Im Interview mit Imran Khan wollte Swan nun wissen, ob der Premier tatsächlich behauptet habe, dass nicht jeder Mann genug Willenskraft hätte, um unverhüllten Frauen zu widerstehen. «Kompletter Nonsens», erwiderte Khan. «Wir haben hier keine Discos und Nachtclubs, wir haben hier gesellschaftlich einen ganz anderen Lebensstil.»

«Es geht nicht um mich, sondern um meine Gesellschaft»: Imran Khan, ehemaliger Kricket-Star und heute Premier von Pakistan, versucht, seine Aussagen zu rechtfertigen. 

In seiner ersten Karriere als Kricket-Star hatte Imran Khan sich allerdings durchaus selber als Playboy vermarktet, es gibt alte «Vanity Fair»-Homestorys, die ihn im Seiden-Pyjama im Schlafzimmer zeigen, oder Schnappschüsse, auf denen er in enger Badehose aus dem Meer steigt, neben ihm eine Frau im Bikini. «Es geht nicht um mich, sondern um meine Gesellschaft», erklärte Khan nun. «Wenn ich sehe, dass sexuelle Verbrechen stark zunehmen, muss ich überlegen, was ich dagegen tun kann.»

Enttäuscht, dass sich Biden noch nicht gemeldet hat

In dem Interview ging es auch um viele andere Themen, vor allem politische. Dass Joe Biden sich beispielsweise noch nicht bei ihm gemeldet habe, dass der Abzug der US-Truppen aus Afghanistan ihm Sorgen bereite. Er wies darauf hin, dass der ungelöste Kashmir-Konflikt die Region seit Jahrzehnten in Geiselhaft nehme. In Kashmir streiten sich die riesigen Atommächte Indien und China sowie die eher instabile Atommacht Pakistan um Grenzlinien und Landeszugehörigkeiten. Eine potenzielle Bedrohung für ganz Asien, wenn nicht die ganze Welt.

Dass nun ausgerechnet seine Erklärungen zur Sexualmoral so starke Reaktionen hervorrufen, liegt daran, dass sie einem uralten Entschuldigungsmuster folgen, bei dem eine Vergewaltigung dem Opfer angelastet wird und nicht dem Täter. Das stösst jedoch in Pakistan zunehmend auf Ablehnung. So ging im vergangenen Jahr der besonders brutale Fall einer Frau durch die Nachrichten, die nachts in Lahore ohne Benzin liegen blieb und die Polizei rief. Während sie auf Hilfe wartete, wurden die Fenster ihres Autos eingeschlagen, sie wurde aus dem Wagen gezerrt und von mehreren Männern vor den Augen ihrer Kinder vergewaltigt. Zwei Männer wurden dafür zum Tode verurteilt, haben aber Berufung eingelegt.

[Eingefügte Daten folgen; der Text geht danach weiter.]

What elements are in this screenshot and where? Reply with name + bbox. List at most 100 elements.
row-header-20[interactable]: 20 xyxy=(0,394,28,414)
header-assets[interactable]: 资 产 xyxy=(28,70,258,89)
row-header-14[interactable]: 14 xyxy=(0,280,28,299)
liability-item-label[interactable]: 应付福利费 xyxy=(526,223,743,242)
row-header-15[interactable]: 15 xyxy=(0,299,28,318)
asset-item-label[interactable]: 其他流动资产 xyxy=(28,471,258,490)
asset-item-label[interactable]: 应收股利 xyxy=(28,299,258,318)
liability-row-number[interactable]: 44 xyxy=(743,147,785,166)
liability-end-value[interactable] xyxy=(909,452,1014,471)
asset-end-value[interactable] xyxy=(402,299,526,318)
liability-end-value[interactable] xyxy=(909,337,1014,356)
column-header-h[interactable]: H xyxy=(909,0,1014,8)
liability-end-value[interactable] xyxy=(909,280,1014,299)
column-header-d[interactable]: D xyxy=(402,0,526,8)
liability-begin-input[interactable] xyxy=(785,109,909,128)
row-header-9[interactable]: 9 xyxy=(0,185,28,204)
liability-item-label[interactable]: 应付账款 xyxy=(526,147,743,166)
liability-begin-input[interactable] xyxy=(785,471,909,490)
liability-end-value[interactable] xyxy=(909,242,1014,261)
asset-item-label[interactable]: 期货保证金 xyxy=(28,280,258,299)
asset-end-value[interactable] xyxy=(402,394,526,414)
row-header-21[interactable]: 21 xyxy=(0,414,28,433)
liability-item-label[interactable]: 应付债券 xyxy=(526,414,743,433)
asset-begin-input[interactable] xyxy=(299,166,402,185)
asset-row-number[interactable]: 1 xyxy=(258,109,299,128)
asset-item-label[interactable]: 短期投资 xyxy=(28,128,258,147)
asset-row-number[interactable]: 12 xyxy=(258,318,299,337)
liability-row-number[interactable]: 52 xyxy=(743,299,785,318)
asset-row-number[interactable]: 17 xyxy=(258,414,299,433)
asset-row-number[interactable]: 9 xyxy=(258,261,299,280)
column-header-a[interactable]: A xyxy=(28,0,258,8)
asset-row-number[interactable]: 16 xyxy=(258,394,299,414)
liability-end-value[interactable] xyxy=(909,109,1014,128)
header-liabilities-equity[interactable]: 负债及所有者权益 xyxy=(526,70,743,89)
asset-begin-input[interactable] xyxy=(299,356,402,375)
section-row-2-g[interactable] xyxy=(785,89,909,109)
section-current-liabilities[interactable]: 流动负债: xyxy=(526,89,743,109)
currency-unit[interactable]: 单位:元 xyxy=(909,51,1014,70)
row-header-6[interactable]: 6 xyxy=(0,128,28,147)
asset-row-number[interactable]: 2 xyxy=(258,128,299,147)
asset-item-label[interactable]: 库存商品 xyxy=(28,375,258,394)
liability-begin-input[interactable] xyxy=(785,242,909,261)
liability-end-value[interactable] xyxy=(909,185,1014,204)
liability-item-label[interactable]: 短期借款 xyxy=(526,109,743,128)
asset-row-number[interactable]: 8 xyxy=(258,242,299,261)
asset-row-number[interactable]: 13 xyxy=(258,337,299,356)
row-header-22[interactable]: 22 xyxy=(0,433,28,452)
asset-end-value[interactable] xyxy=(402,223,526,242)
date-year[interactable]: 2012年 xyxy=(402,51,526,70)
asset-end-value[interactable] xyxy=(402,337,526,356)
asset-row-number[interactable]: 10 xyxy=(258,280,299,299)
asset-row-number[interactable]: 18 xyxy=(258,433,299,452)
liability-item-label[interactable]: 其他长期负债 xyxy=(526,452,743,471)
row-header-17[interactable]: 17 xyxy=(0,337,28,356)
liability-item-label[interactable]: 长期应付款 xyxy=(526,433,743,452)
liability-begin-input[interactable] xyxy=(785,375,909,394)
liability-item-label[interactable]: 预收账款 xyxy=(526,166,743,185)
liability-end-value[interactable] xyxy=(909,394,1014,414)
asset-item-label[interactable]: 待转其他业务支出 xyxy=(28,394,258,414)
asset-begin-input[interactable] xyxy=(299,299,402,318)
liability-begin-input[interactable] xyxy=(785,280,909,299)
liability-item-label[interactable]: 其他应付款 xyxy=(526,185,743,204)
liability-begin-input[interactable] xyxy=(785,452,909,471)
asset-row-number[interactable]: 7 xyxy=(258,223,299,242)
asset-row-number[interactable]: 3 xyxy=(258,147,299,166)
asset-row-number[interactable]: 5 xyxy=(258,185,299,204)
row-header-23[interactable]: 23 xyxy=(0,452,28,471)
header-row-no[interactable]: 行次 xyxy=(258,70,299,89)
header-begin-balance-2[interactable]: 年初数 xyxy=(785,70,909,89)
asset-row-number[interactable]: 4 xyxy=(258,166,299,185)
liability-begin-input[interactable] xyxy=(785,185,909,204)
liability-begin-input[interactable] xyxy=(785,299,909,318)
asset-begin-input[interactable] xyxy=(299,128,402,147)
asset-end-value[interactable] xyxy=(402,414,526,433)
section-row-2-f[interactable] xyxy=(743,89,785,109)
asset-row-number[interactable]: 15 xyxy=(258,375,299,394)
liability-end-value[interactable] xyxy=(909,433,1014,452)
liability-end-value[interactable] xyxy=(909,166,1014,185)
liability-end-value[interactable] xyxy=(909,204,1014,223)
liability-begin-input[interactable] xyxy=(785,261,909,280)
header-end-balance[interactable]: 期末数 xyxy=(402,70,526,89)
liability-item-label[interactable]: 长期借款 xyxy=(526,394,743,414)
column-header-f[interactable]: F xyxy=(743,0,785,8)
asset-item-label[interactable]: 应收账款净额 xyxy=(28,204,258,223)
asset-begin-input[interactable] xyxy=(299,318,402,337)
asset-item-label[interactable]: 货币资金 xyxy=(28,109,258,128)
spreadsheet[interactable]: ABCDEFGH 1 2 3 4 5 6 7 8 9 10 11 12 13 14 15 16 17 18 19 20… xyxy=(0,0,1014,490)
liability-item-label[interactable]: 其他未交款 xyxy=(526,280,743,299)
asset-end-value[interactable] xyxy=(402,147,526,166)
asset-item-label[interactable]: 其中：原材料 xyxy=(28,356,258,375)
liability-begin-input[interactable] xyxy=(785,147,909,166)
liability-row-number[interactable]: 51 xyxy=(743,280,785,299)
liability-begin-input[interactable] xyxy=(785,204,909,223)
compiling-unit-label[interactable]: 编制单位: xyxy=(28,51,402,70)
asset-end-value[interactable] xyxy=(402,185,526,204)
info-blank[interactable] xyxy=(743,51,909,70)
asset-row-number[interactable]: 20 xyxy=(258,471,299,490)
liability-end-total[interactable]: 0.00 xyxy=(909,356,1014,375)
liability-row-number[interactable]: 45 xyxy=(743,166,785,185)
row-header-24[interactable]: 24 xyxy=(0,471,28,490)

Vollverschleierte Frauen fordern Todesstrafe

Umar Sheikh, Polizeichef von Lahore, erklärte später, die Frau hätte sich anders verhalten sollen. Niemand in der pakistanischen Gesellschaft «würde seiner Schwester oder seiner Tochter erlauben, nachts noch alleine unterwegs zu sein». Die darauf folgenden Proteste in Pakistan zeigten tiefgläubige, vollverschleierte Frauen, die die Todesstrafe für die Vergewaltiger forderten.

«Wir fordern eine öffentliche Entschuldigung des Premierministers», erklärte die pakistanische Menschenrechts-Kommission am Donnerstag, Khans Äusserungen würden nicht einmal den Bemühungen der Regierung gerecht werden, «diese ernsthaften und verbreiteten Verbrechen in Pakistan in den Griff zu bekommen». Auch Frauenrechtsverbände gaben auf der gemeinsamen Pressekonferenz in der Hauptstadt Karachi zu bedenken, dass Khan es versäumt habe, darauf hinzuweisen, dass Vergewaltigungen Gewaltakte seien und keine Folge von fehlender sexueller Impulskontrolle.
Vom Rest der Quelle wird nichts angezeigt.